ONYEDİ yaşındaki Tom Hadfield'e öğretmenleri, "Anlamıyoruz, neden hala okula gelip gidiyorsun" diyorlar. Bir öğretmen henüz reşit bile olmamış bir "gence" böyle bir şey söyleyebilir mi? Eğer Brighton'daki (İngiltere) Varndean Lisesi öğrencilerinden Tom'un kısa yaşam öyküsünü bilseydiniz, bu sözü makul karşılayabilirdiniz.
Tom internetle bundan 6 yıl önce bir arkadaşının evinde tanışıyor. Evde o kadar uzun süre takılıp ekranda sörf yapıyor ki bu arada arkadaşı Rupert uyuya kalıyor. Bunun üzerine Rupert'ın ailesi Tomunkini arıyor: "Lütfen gelip oğlunuzu alın."
Derken Tom'un da internete girebileceği bir bilgisayarı oluyor. Günde 10-12 saatini ekran karşısında geçirmeye başlıyor. Günün birinde din bilgisi dersi sırasında Tom'un kafasında bir ampul yanıyor: "Burada, dersteyiz ama bizim aklımız fikrimiz Manchester United'da... Maçta neler oluyor? Skor kaç kaç? Kim iyi oynuyor?"
Eve dönünce babasını duş yapıyor olmasına aldırmadan banyoya dalıp heyecanla projesini anlatıyor: "Baba hadi bir site kuralım.

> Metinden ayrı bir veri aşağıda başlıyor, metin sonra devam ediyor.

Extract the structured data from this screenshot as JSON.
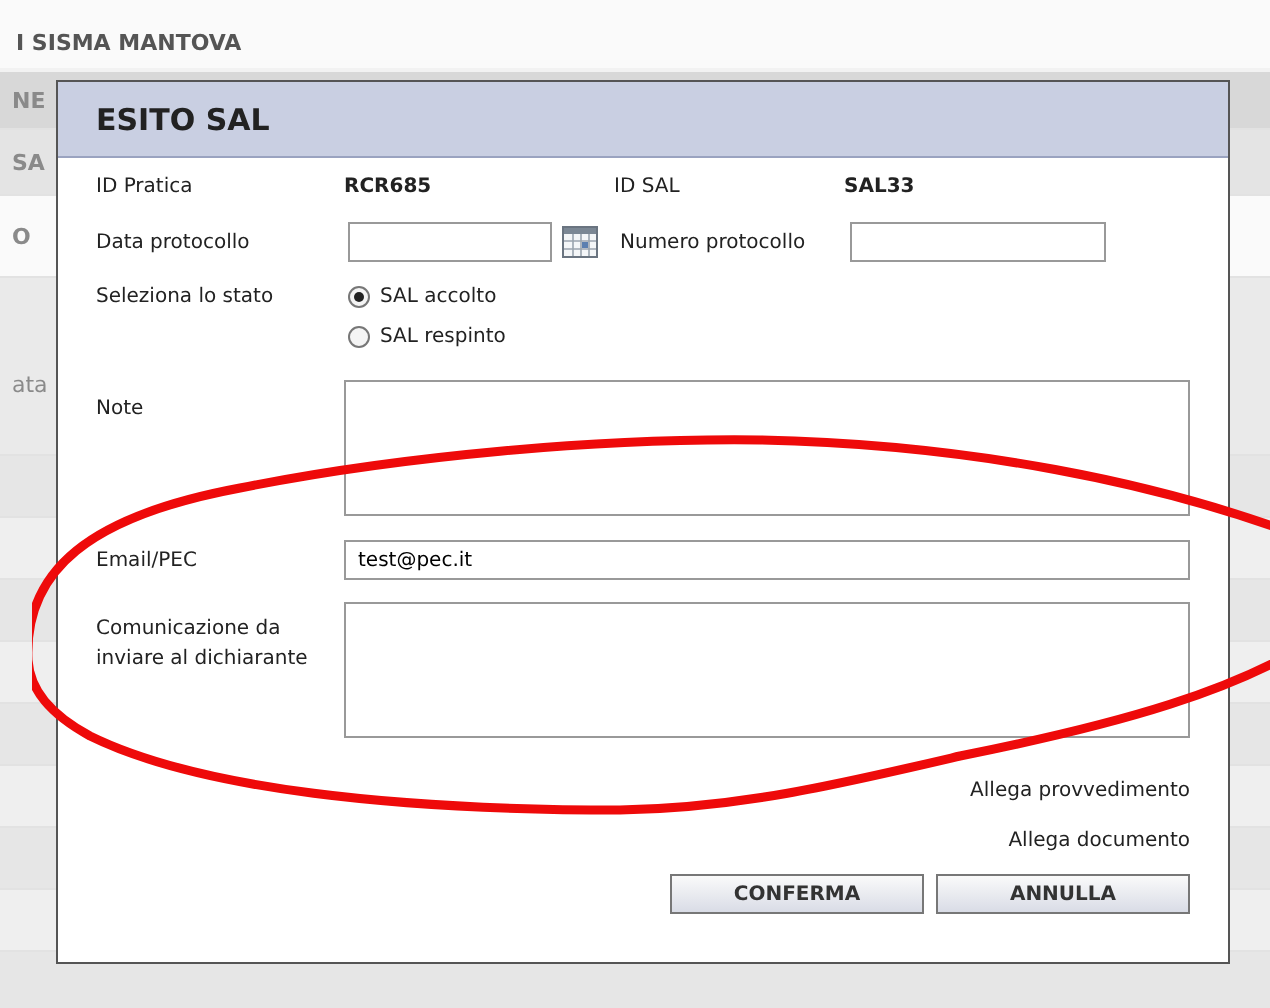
{
  "background": {
    "subtitle": "I SISMA MANTOVA",
    "side_fragments": [
      "NE",
      "SA",
      "O",
      "ata"
    ]
  },
  "dialog": {
    "title": "ESITO SAL",
    "info": [
      {
        "label": "ID Pratica",
        "value": "RCR685"
      },
      {
        "label": "ID SAL",
        "value": "SAL33"
      }
    ],
    "data_protocollo": {
      "label": "Data protocollo"
    },
    "numero_protocollo": {
      "label": "Numero protocollo"
    },
    "stato": {
      "label": "Seleziona lo stato",
      "options": [
        {
          "label": "SAL accolto",
          "selected": true
        },
        {
          "label": "SAL respinto",
          "selected": false
        }
      ]
    },
    "note": {
      "label": "Note"
    },
    "email": {
      "label": "Email/PEC",
      "value": "test@pec.it"
    },
    "comunicazione": {
      "label": "Comunicazione da inviare al dichiarante"
    },
    "links": [
      "Allega provvedimento",
      "Allega documento"
    ],
    "buttons": [
      "CONFERMA",
      "ANNULLA"
    ]
  }
}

Futbolla ilgili her türlü haber ve yorumun yer alacağı bir internet sitesi olsun. Bir sürü kişi tıklayacağı için ilan alıp, para kazanırız." Bu arada Daily Mail'de çalışan gazeteci babasının bam teline basmayı da ihmal etmiyor: "Seninkisi genç işi. Yakında kapının önüne koyarlar."